Mit 48 Wörtern ist der Ursprungssatz entschieden zu lang. Mehr als 15 bis 20 sollten es nicht sein, damit ein Satz auf Anhieb verständlich ist. Auch vier Namen in einem Satz sind mindestens zwei zu viel. Da es hier um Kurt Weill geht, muss sein Name in den ersten Satz. Die anderen folgen nach und nach.

Das Zauberwort heißt: portionieren. Eine zentrale Aussage kommt in den ersten Satz. Dann folgen Details und Hintergründe. Am Ende steht das Fazit. Damit der Text insgesamt nicht länger wurde, habe ich ein Detail weggelassen: Das genaue Datum der Uraufführung. - Und: Haben Sie es vermisst?

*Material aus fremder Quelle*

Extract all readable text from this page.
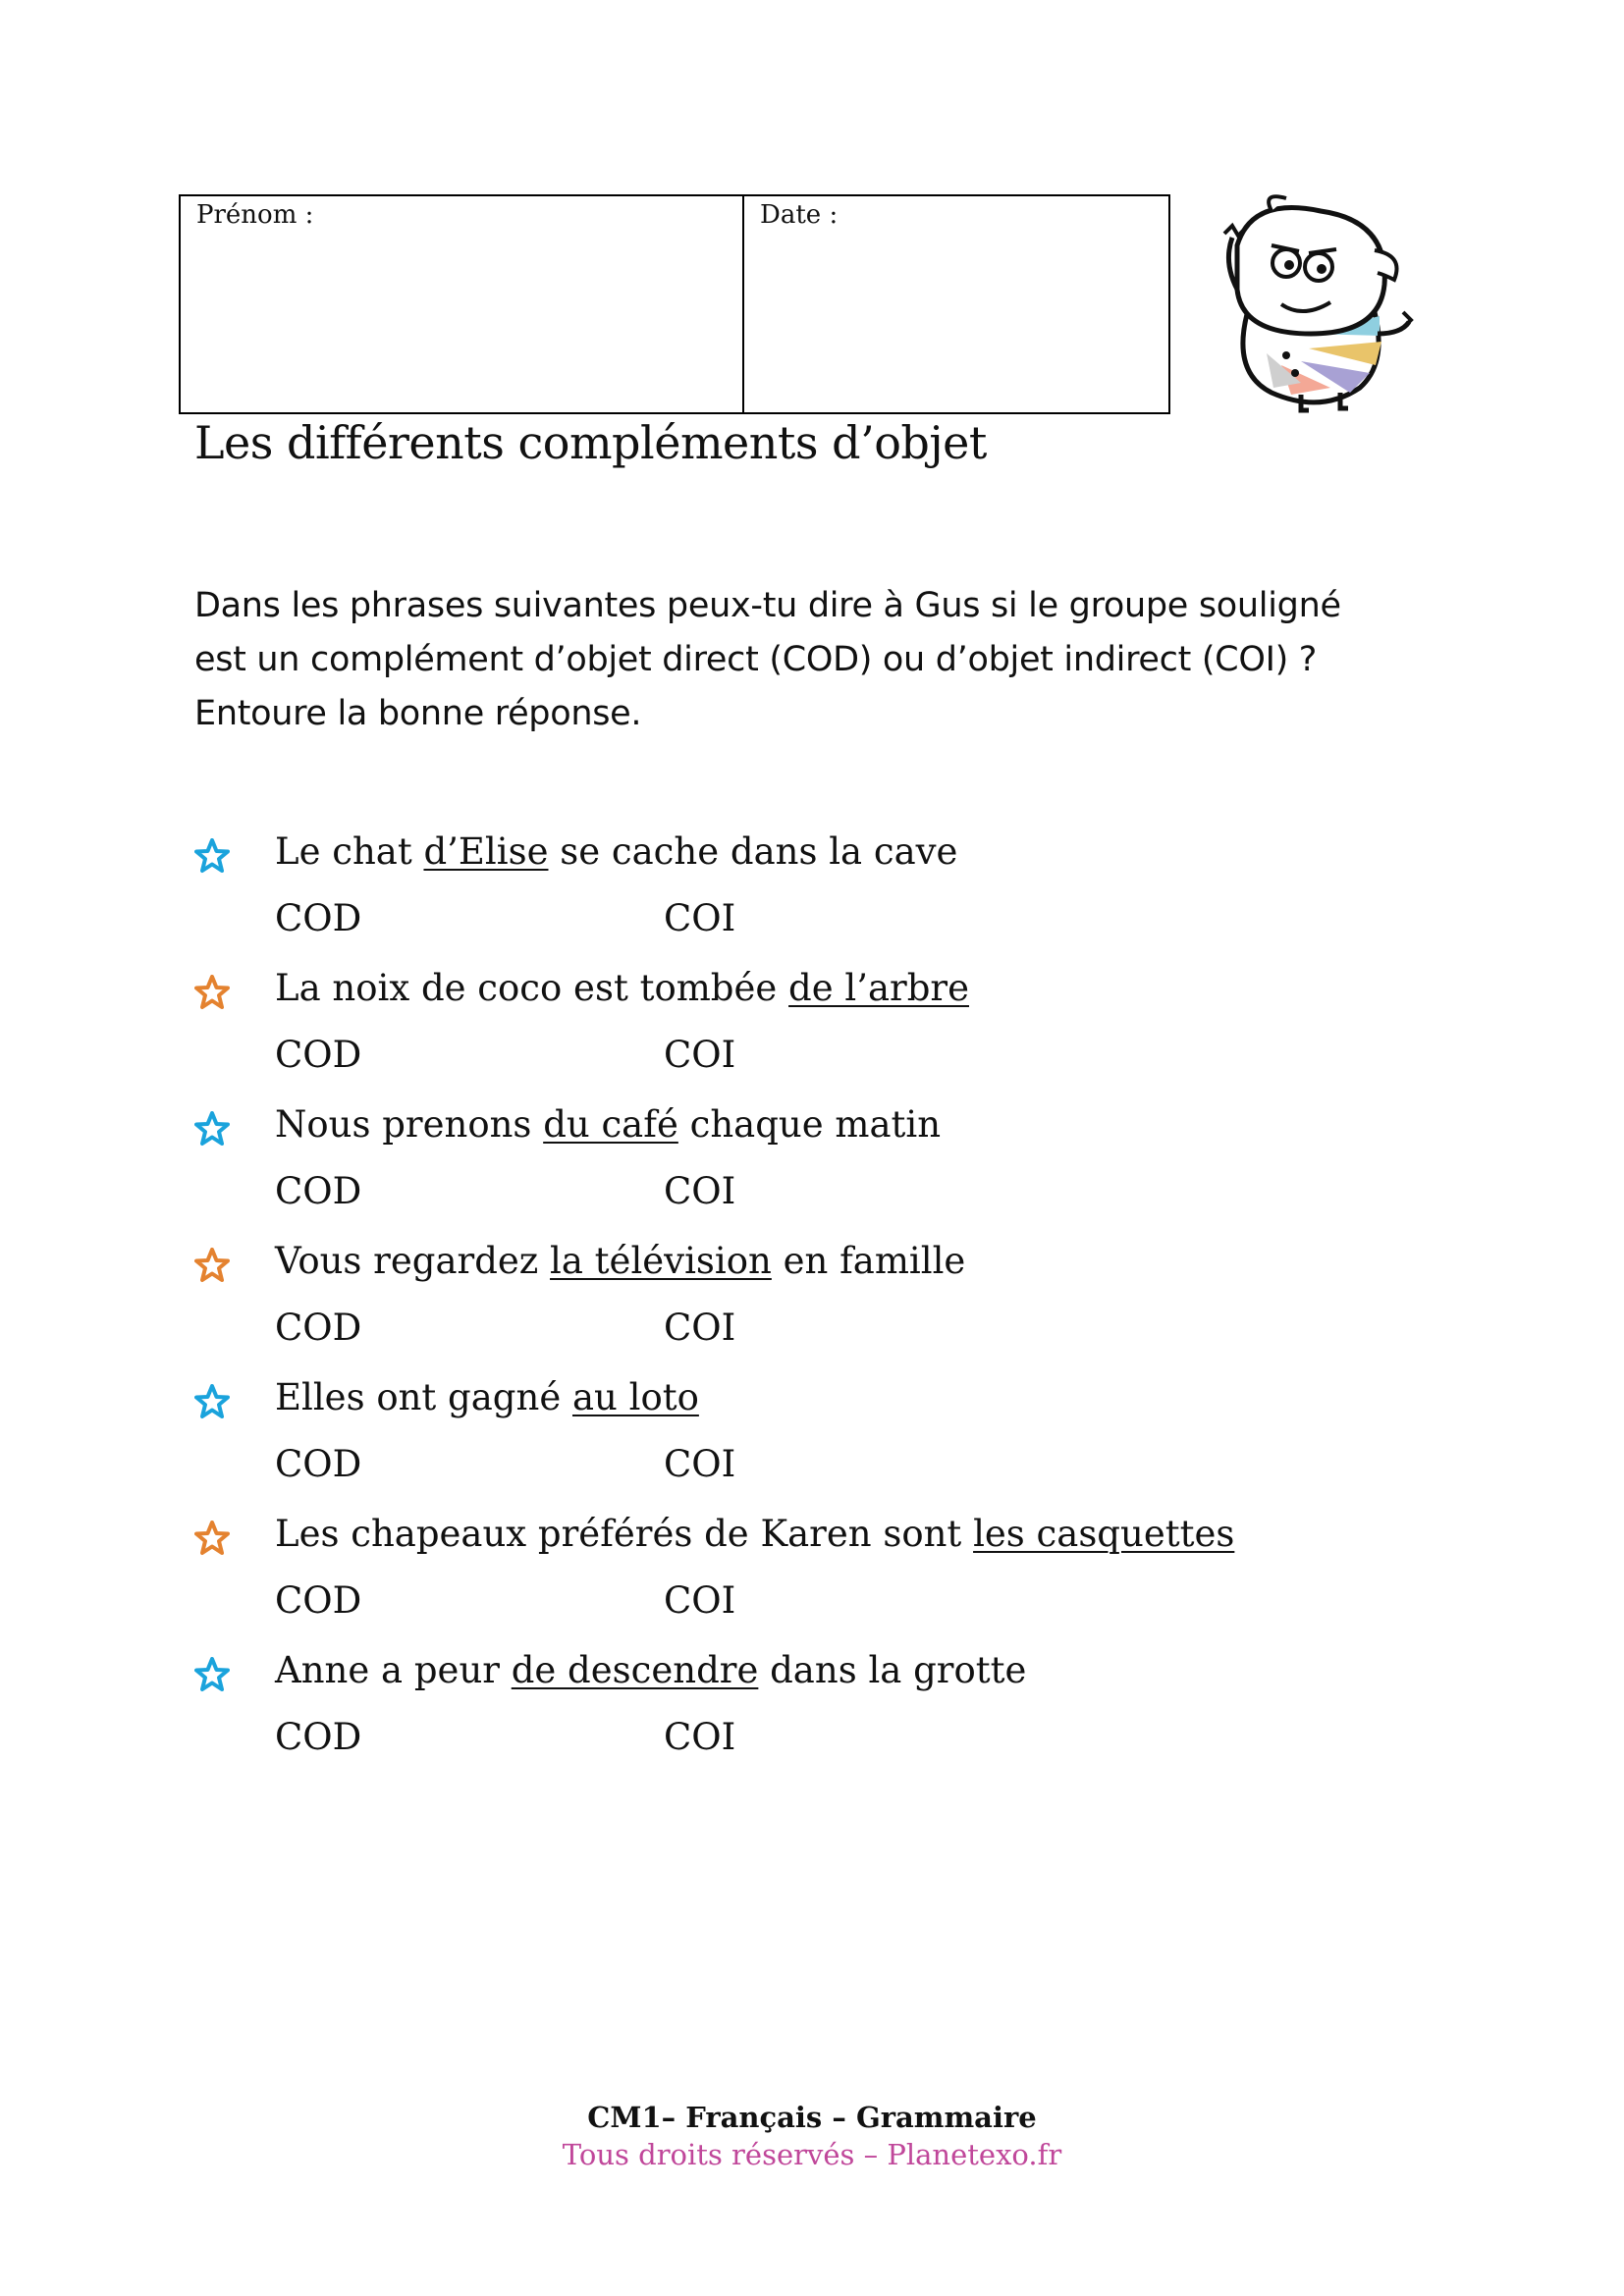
Prénom :	Date :
Les différents compléments d’objet
Dans les phrases suivantes peux-tu dire à Gus si le groupe souligné
est un complément d’objet direct (COD) ou d’objet indirect (COI) ?
Entoure la bonne réponse.
Le chat d’Elise se cache dans la cave
COD	COI
La noix de coco est tombée de l’arbre
COD	COI
Nous prenons du café chaque matin
COD	COI
Vous regardez la télévision en famille
COD	COI
Elles ont gagné au loto
COD	COI
Les chapeaux préférés de Karen sont les casquettes
COD	COI
Anne a peur de descendre dans la grotte
COD	COI
CM1– Français – Grammaire
Tous droits réservés – Planetexo.fr
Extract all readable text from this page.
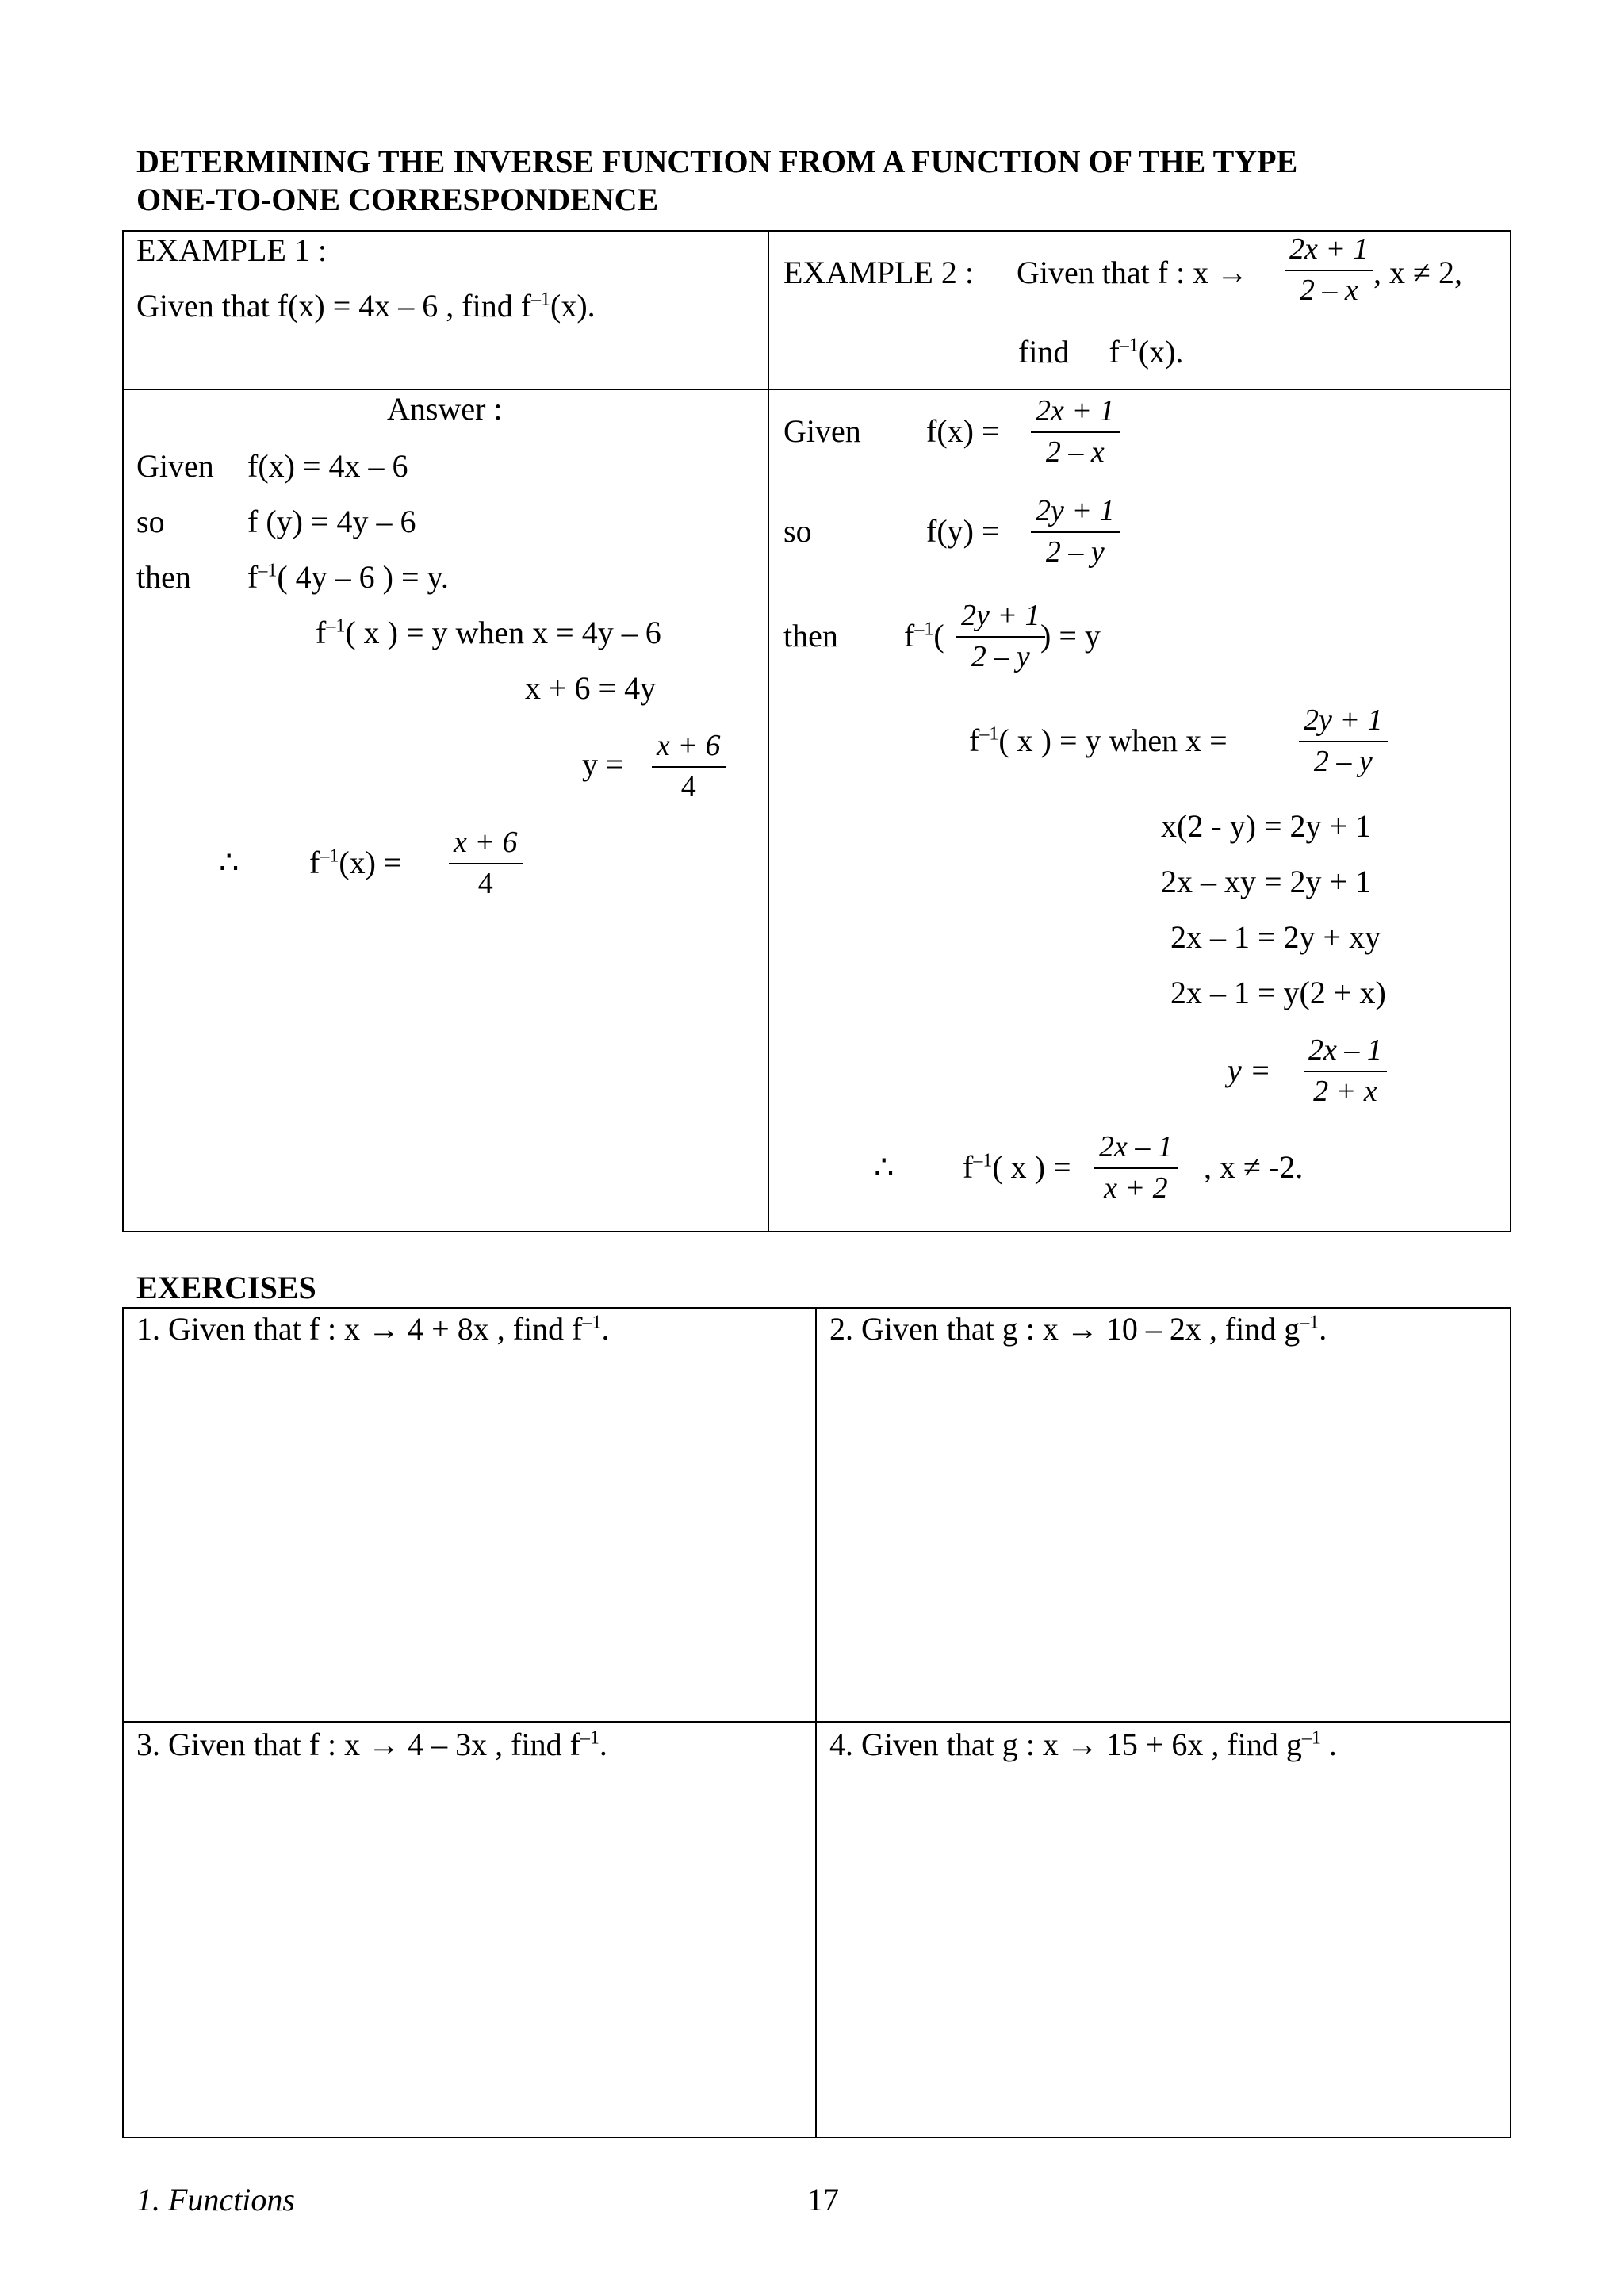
DETERMINING THE INVERSE FUNCTION FROM A FUNCTION OF THE TYPE
ONE-TO-ONE CORRESPONDENCE
EXAMPLE 1 :
Given that f(x) = 4x – 6 , find $f^{-1}(x)$.
EXAMPLE 2 : Given that f : $x \to \frac{2x + 1}{2 - x}$ , x ≠ 2,
find $f^{-1}(x)$.
Answer :
Given f(x) = 4x – 6
so	f (y) = 4y – 6
then $f^{-1}$( 4y – 6 ) = y.
$f^{-1}$( x ) = y when x = 4y – 6
x + 6 = 4y
$y = \frac{x + 6}{4}$
∴ $f^{-1}(x) = \frac{x + 6}{4}$
Given $f(x) = \frac{2x + 1}{2 - x}$
so	$f(y) = \frac{2y + 1}{2 - y}$
then $f^{-1}( \frac{2y + 1}{2 - y}$
) = y
$f^{-1}$( x ) = y when $x = \frac{2y + 1}{2 - y}$
x(2 - y) = 2y + 1
2x – xy = 2y + 1
2x – 1 = 2y + xy
2x – 1 = y(2 + x)
$y = \frac{2x - 1}{2 + x}$
∴ $f^{-1}$( x ) = $\frac{2x - 1}{x + 2}$ , x ≠ -2.
EXERCISES
1. Given that f : x → 4 + 8x , find $f^{-1}$.	2. Given that g : x → 10 – 2x , find $g^{-1}$.
3. Given that f : x → 4 – 3x , find $f^{-1}$.	4. Given that g : x → 15 + 6x , find $g^{-1}$ .
1. Functions	17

Zum Satzbau: Der Ursprungssatz fängt gut an. "Kurt Weill gewann" - Subjekt und Prädikat als zentrale Satzbausteine stehen ganz am Anfang. Nur: Was genau Weill gewann, erfahren wir erst drei Zeilen später. Dies überfordert das Kurzzeitgedächtnis. Es umfasst nur drei Sekunden und damit nicht mehr als sechs Wörter. Das heißt: Zwischen "Kurt Weill gewann" und "den Ruf" dürfen maximal sechs Wörter stehen. Im Ursprungssatz sind es aber 38 Wörter.



Tipp des Monats

Wenn Sie einen Text entworfen haben: Sprechen Sie ihn vor sich hin oder lesen Sie ihn jemand anderem vor. Wenn Sie während eines Satzes Luft holen müssen, dann ist dieser Satz zu lang. Wenn Ihr Zuhörer ihn nicht auf Anhieb versteht, dann heißt das meist: Der Satz ist inhaltlich überfrachtet.